Gli obiettivi a breve termine

Di fatto, limitare i danni fino a fine anno. Quello solare, difatti, si concluderà con la trasferta di Biella, seguita dal derby casalingo contro l’Orlandina. Abbiamo detto, entrambe le gare di certo senza Palermo. Ma per la prima volta in stagione, coach Parente avrà una settimana intera per preparare le rispettive partite, inserire anche tatticamente Miller e, trovare, un’alternativa che costituisca una pezza credibile nel playmaking granata.

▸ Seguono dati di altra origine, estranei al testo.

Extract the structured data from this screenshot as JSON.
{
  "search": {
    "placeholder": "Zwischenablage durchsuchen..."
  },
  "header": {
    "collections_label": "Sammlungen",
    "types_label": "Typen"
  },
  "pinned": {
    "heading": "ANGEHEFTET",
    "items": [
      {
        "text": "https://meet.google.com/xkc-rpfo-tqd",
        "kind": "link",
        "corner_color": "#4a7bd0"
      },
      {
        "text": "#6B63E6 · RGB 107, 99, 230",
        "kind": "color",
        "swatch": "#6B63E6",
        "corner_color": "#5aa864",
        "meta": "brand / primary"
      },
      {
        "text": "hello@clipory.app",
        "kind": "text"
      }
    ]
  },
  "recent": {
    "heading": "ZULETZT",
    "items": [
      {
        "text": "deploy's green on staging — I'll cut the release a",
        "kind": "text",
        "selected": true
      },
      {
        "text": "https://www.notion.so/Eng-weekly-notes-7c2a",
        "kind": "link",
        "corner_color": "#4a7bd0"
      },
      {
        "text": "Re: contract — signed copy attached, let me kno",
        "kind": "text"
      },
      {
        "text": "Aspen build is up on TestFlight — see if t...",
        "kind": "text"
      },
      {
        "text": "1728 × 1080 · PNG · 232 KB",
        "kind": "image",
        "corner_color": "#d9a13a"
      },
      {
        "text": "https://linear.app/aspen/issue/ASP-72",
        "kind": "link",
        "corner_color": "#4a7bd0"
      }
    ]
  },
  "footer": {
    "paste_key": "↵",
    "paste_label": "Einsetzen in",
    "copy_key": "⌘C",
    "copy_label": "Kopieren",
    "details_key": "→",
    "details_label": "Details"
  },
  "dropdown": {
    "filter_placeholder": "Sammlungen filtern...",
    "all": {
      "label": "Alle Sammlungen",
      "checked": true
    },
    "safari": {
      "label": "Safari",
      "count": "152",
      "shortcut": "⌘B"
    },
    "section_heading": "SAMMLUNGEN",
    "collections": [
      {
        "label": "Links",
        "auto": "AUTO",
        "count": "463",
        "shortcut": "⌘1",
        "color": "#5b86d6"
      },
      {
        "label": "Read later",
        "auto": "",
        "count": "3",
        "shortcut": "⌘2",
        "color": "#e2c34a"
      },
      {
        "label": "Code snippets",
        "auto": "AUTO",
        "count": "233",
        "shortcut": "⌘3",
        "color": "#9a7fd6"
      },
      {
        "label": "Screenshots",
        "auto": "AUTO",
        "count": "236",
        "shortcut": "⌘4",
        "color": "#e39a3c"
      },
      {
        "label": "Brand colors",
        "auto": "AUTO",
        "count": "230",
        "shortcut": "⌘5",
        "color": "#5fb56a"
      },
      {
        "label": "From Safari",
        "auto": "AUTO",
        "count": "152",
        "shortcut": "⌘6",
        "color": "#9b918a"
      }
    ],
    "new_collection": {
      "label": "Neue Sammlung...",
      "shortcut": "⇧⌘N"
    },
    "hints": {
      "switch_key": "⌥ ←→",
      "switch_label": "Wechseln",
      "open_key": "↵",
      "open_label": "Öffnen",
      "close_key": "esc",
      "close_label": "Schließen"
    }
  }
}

Due impegni importanti, contro squadre della stessa fascia di Trapani (se non inferiore, almeno sulla carta), che però amano correre e giocare in transizione… e proprio la gestione del ritmo partita si rivelerà decisiva, poiché Renzi e compagnia dovranno, in questo momento, più “gestire” i 24” che lanciarsi in voli pindarici, sfruttando i miss match che in termini di stazza li vedono in diversi ruoli avvantaggiati, senza dare troppo spazio alla voglia di correre di entrambe le prossime contendenti. Recuperare definitivamente ed a pieno regime gli infortunati, indubbiamente, rappresenta un altro obiettivo a breve scadenza, innanzitutto per elevare il livello e l’intensità degli allenamenti e poi in vista di una regolarizzazione degli impegni, senza quindi dover affrontare gare così ravvicinate nel tempo e, per giunta, con un organico decimato.